The four New York City housing tenants who were featured in prerecorded interviews during Thursday’s republican National Convention did not know their statements would be used in support of President Trump’s reelection, the New York Times reports.
Lynne Patton, the Trump Administration staff whom then-Congressman Mark Meadows displayed during a Congressional hearing as evidence that Trump wasn’t a racist, set up interviews with the guise that she was investigating conditions in New York Housing Authority properties.
“I am not a Trump supporter,” Claudia Perez, one of the interviewees, told the Times. “I am not a supporter of his racist policies on immigration. I am a first-generation Honduran.
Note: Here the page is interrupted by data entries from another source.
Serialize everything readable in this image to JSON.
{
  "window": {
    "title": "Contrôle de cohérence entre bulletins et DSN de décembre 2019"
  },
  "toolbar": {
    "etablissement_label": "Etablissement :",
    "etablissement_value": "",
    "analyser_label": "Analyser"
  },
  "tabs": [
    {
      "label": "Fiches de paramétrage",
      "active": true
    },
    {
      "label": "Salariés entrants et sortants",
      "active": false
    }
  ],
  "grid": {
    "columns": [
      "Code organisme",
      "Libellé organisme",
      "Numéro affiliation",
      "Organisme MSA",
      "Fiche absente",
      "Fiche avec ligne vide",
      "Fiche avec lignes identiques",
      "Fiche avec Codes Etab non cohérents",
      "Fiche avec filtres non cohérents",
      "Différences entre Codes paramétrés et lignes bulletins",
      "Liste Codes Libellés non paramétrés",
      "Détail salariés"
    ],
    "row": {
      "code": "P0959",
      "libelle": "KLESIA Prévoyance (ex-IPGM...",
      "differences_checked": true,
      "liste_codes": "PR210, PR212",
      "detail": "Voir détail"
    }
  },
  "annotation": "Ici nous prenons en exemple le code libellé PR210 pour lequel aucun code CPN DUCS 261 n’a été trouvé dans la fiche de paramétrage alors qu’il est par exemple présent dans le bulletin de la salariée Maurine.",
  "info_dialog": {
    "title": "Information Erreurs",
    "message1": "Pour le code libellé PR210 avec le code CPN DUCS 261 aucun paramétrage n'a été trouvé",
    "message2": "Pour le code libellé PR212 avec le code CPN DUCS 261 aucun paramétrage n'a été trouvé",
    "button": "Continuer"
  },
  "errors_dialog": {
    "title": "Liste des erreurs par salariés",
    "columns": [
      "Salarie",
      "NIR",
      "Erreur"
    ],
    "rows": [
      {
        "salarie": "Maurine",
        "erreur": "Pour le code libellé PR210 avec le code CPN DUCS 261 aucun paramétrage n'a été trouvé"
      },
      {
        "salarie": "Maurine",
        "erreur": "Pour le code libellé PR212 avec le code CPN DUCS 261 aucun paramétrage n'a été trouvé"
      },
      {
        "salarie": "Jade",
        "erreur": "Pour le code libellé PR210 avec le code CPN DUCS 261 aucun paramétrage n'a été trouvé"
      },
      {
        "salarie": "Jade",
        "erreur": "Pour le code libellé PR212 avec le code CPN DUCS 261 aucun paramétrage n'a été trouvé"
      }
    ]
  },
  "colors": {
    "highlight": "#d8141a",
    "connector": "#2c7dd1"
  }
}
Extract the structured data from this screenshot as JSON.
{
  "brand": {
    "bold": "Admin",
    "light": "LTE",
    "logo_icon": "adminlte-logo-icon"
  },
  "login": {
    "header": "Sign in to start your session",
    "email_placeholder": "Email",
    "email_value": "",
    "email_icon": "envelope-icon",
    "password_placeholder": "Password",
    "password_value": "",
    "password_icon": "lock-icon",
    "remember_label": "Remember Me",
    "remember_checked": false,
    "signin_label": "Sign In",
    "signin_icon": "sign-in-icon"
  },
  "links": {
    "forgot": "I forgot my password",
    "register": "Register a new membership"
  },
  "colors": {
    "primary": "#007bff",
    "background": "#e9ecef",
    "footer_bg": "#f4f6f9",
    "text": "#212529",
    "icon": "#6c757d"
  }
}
It was my people he was sending back.”
Four hours of interviews by Patton were edited down to a two-minute segment in which the interviewees were portrayed to complain about the mayor of New York City and Democratic policies.
Patton, head of the New York office of the Department of Housing and Urban Development, reportedly used her position to access to the meeting of housing tenant representatives and introduce herself to the people.
The people interviewed were not informed beforehand that the video was for the Trump campaign and were apparently let to believe that the interviews were being conducted for HUD; only after they were interviewed were they informed that the videos would be used by the republican Party. It marks another episode where Trump and his campaign likely violated the Hatch Act to use their official positions for political purposes.